American progressives have a story to tell, and they are not afraid to tell it. In this story, global capitalism is a war zone. Free trade is a racket. Big business and Big Pharma are rapacious villains that crush the common man.
You need a government prepared for war. You need a government fired by economic nationalism, willing to play trade hardball against our foes. You need a centralized industrial policy to shift investment where it’s needed. You need a government that will protect you, control you and give you things: free college, free child care.
Moderates have a different story to tell but they are afraid to break from the gloom-and-carnage mindset of populists like Donald Trump, Elizabeth Warren and Bernie Sanders.
But hope is warranted and must be displayed. In the moderate story, global capitalism is a challenge but also an opportunity. Over the past generation more people have been lifted out of poverty than ever before. For the first time we have a mass global middle class. This liberates masses of talent and leads to more creativity than ever before.
In the moderate story, government has a bigger role than before, but it is not a fighting, combative role. It is a booster role., to give people the skills needed to compete and flourish in this pluralistic world. It is to mitigate the downsides of change, and so people can realize the unprecedented opportunities.
Statecraft is soul craft. Through the policies they choose, governments can encourage their citizens to become one sort of person or another. Progressives want to create a government caste that is powerful and a population that is safe but dependent. Moderates are trying to create a citizenry that possesses the vigorous virtues – daring, empowered, always learning, always brave.
How to do that? First, learn from the Nordic countries.
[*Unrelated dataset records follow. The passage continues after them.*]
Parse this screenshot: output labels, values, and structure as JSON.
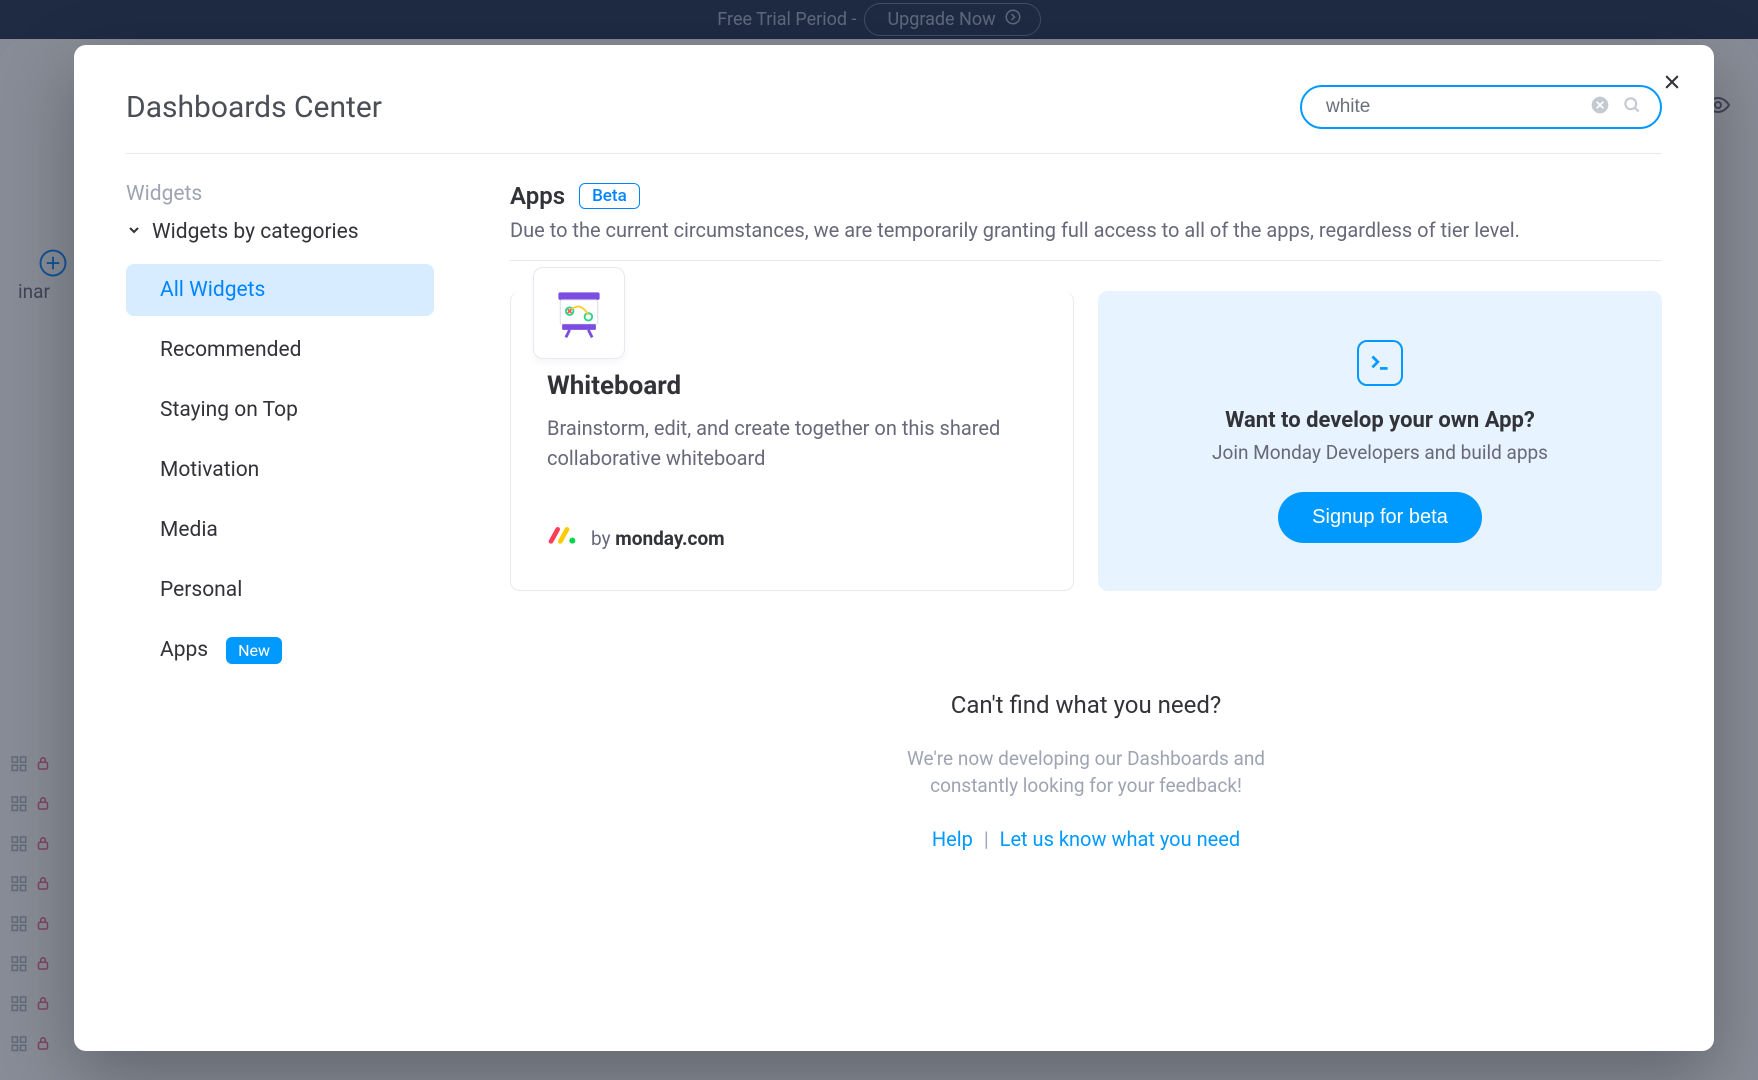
{
  "background": {
    "trial_text": "Free Trial Period -",
    "upgrade_label": "Upgrade Now",
    "plus_label": "inar"
  },
  "modal": {
    "title": "Dashboards Center",
    "search_value": "white"
  },
  "sidebar": {
    "heading": "Widgets",
    "subheading": "Widgets by categories",
    "items": [
      {
        "label": "All Widgets",
        "active": true
      },
      {
        "label": "Recommended"
      },
      {
        "label": "Staying on Top"
      },
      {
        "label": "Motivation"
      },
      {
        "label": "Media"
      },
      {
        "label": "Personal"
      },
      {
        "label": "Apps",
        "badge": "New"
      }
    ]
  },
  "section": {
    "title": "Apps",
    "badge": "Beta",
    "subtitle": "Due to the current circumstances, we are temporarily granting full access to all of the apps, regardless of tier level."
  },
  "app_card": {
    "title": "Whiteboard",
    "description": "Brainstorm, edit, and create together on this shared collaborative whiteboard",
    "by_prefix": "by ",
    "by_brand": "monday.com"
  },
  "dev_card": {
    "title": "Want to develop your own App?",
    "subtitle": "Join Monday Developers and build apps",
    "cta": "Signup for beta"
  },
  "footer": {
    "heading": "Can't find what you need?",
    "line1": "We're now developing our Dashboards and",
    "line2": "constantly looking for your feedback!",
    "help": "Help",
    "feedback": "Let us know what you need",
    "sep": "|"
  }
}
American progressives sometimes imagine the Nordic countries are socialist wonderlands. They are not. They have strong social supports and also free-market economies. In fact, they can afford to have strong welfare policies only because they have dynamic free-market economies.
No Nordic country has a minimum wage law. They are more open to free trade than the U.S. They have fewer regulations on business creation, fewer licensing regulations.
As Charles Lane pointed out recently in The Washington Post, most Nordic countries have zero estate tax. Nordic health plans require patient co-payments and high deductibles, in stark contrast to Bernie Sanders’ plan. The Nordic countries tried wealth taxes of the sort Elizabeth Warren is proposing, and all except Norway abandoned them because they were unworkable.
The Nordic countries show that social solidarity and economic freedom go hand in hand. That’s the general approach we want here.
Second, never coddle. Progressives are always trying to give away free stuff. They reduce citizens to children on Christmas morning. Warren and Sanders want to make public college free. But as common sense and recent research tells us, when you give people something free, they value it less.
Moderates want to help students finish college, but they want them to at least partly earn their way. They want to produce a country that is not full of passive recipients but audacious pioneers.
Third, drive decision-making downward. People become energetic, responsible adults by making decisions for themselves, their families and their communities. For example, moderates support child care tax credits so parents can decide if they want a day-care model or a parent-stays-home model. But Warren wants to make it hard for families to have choice. She supports only federally funded day care, forcing families into federal programs, limiting their choice and making them wards of the system.
Fourth, bring on the world. International competition is more rigorous than national competition. Moderates think Americans can meet that test. Warren’s Green Manufacturing Plan would shield American companies from that competition when competing for government contracts. They wouldn’t have to be excellent, just American.
Fifth, ignite from below. Warren wants to centralize economic decisions, creating a Department of Economic Development – a top-down council of government directors. Moderates emphasize tools that regular people can choose to build their own lives and maximize their own opportunities: wage subsidies, subsidies to help people move to opportunities, charter schools.
These are starkly different worldviews. So far in this campaign you’ve heard only one. But moderates have another story, and it is the better one.
David Brooks is a columnist for The New York Times.